McFarlane: Somewhat. It's got the same dark sensibilities. They kind of go together that way.

Nrama: Are you trying to clear your plate so you can do the movie?

McFarlane: Yep.

Nrama: What about the comics' projects you're doing now?

McFarlane: At some point, depending on my time, I'll have to walk away from that for four or five months, or get somebody to do some inking or writing while I just do pencils, just to take the burden off of me.

Nrama: Then to finish up, Todd, with everything that's going on at Image right now, how do you think Image United has or will shape the future of your company?

McFarlane: Well, I don't think there's going to be some major change in policy or anything. A lot of people, even 20 years later, don't understand that Image Comics doesn't really own anything. It's a publishing house. So Image doesn't really get to dictate policy. The creative people have to be able to go along with it and agree with the policy. It's one of the reasons why I think companies like ours still have a lot to offer, because you the creative person get to either say yes or no to those policies. Not the conglomerate. You the individual. We will empower you to say yes or no to a lot of different things.

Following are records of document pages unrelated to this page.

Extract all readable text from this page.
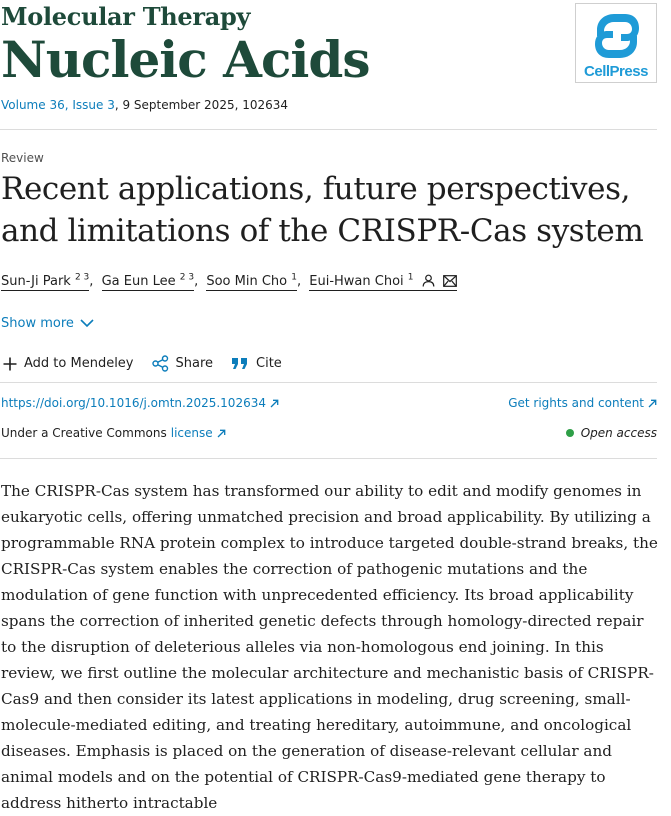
Molecular Therapy
Nucleic Acids
Volume 36, Issue 3, 9 September 2025, 102634
CellPress
Review
Recent applications, future perspectives, and limitations of the CRISPR-Cas system
Sun-Ji Park $^{2 3}$, Ga Eun Lee $^{2 3}$, Soo Min Cho $^1$, Eui-Hwan Choi $^1$
Show more
Add to Mendeley	Share	Cite
https://doi.org/10.1016/j.omtn.2025.102634	Get rights and content
Under a Creative Commons license	Open access

The CRISPR-Cas system has transformed our ability to edit and modify genomes in eukaryotic cells, offering unmatched precision and broad applicability. By utilizing a programmable RNA protein complex to introduce targeted double-strand breaks, the CRISPR-Cas system enables the correction of pathogenic mutations and the modulation of gene function with unprecedented efficiency. Its broad applicability spans the correction of inherited genetic defects through homology-directed repair to the disruption of deleterious alleles via non-homologous end joining. In this review, we first outline the molecular architecture and mechanistic basis of CRISPR-Cas9 and then consider its latest applications in modeling, drug screening, small-molecule-mediated editing, and treating hereditary, autoimmune, and oncological diseases. Emphasis is placed on the generation of disease-relevant cellular and animal models and on the potential of CRISPR-Cas9-mediated gene therapy to address hitherto intractable
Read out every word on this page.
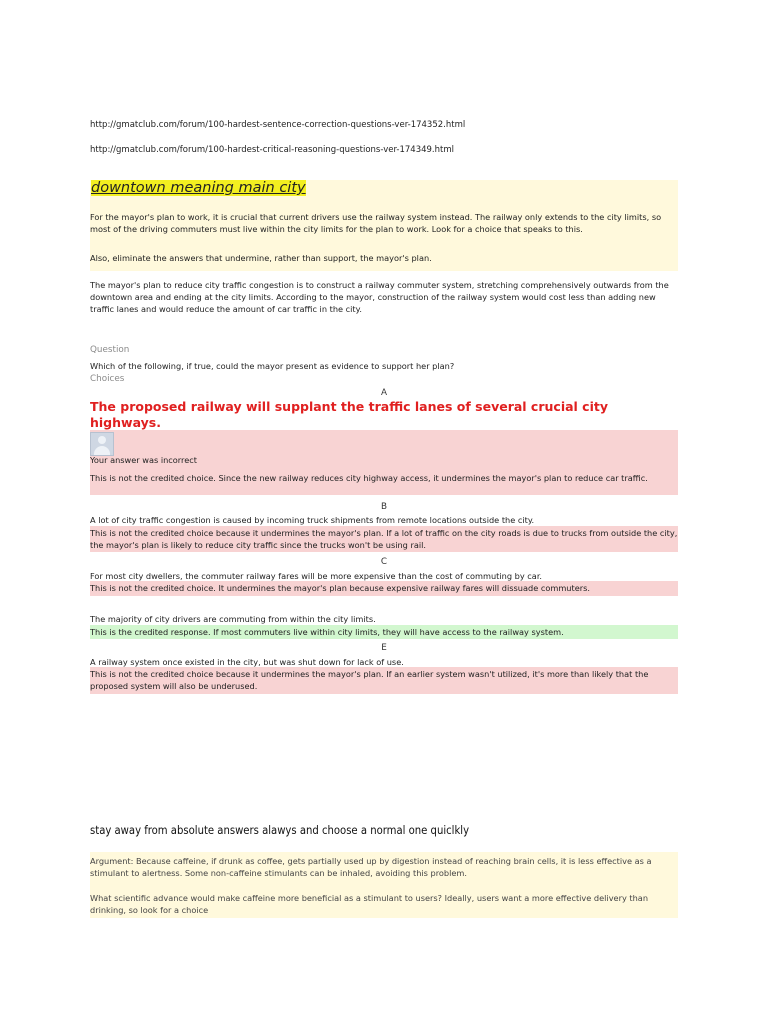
http://gmatclub.com/forum/100-hardest-sentence-correction-questions-ver-174352.html
http://gmatclub.com/forum/100-hardest-critical-reasoning-questions-ver-174349.html
downtown meaning main city
For the mayor's plan to work, it is crucial that current drivers use the railway system instead. The railway only extends to the city limits, so most of the driving commuters must live within the city limits for the plan to work. Look for a choice that speaks to this.
Also, eliminate the answers that undermine, rather than support, the mayor's plan.
The mayor's plan to reduce city traffic congestion is to construct a railway commuter system, stretching comprehensively outwards from the downtown area and ending at the city limits. According to the mayor, construction of the railway system would cost less than adding new traffic lanes and would reduce the amount of car traffic in the city.
Question
Which of the following, if true, could the mayor present as evidence to support her plan?
Choices
A
The proposed railway will supplant the traffic lanes of several crucial city highways.
Your answer was incorrect
This is not the credited choice. Since the new railway reduces city highway access, it undermines the mayor's plan to reduce car traffic.
B
A lot of city traffic congestion is caused by incoming truck shipments from remote locations outside the city.
This is not the credited choice because it undermines the mayor's plan. If a lot of traffic on the city roads is due to trucks from outside the city, the mayor's plan is likely to reduce city traffic since the trucks won't be using rail.
C
For most city dwellers, the commuter railway fares will be more expensive than the cost of commuting by car.
This is not the credited choice. It undermines the mayor's plan because expensive railway fares will dissuade commuters.
The majority of city drivers are commuting from within the city limits.
This is the credited response. If most commuters live within city limits, they will have access to the railway system.
E
A railway system once existed in the city, but was shut down for lack of use.
This is not the credited choice because it undermines the mayor's plan. If an earlier system wasn't utilized, it's more than likely that the proposed system will also be underused.
stay away from absolute answers alawys and choose a normal one quiclkly
Argument: Because caffeine, if drunk as coffee, gets partially used up by digestion instead of reaching brain cells, it is less effective as a stimulant to alertness. Some non-caffeine stimulants can be inhaled, avoiding this problem.
What scientific advance would make caffeine more beneficial as a stimulant to users? Ideally, users want a more effective delivery than drinking, so look for a choice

But my sense of what Image United will affect is that we'll try to cinch that loose continuity just a little bit tighter. I don't think it'll ever get quite as tightly knitted as the big two, but we'll get it a little bit tighter. So you'll have more instances where, for example, in Spawn you might see a character that you recognize as someone from Darkness. It won't be a big deal. Nothing that you would put into the solicitations, but just an acknowledgment that these guys are floating around in the same universe.

And I'm hoping this curious little experiment we're doing will get a few more readers interested in these characters again and the Image Universe. And who knows? Maybe people will like it so much, when it's all done, they'll say, "Hey! Are you guys going to do this again next year?"

Nrama: Are you?

McFarlane: [laughs] I don't know! Depends on how many hairs we have left.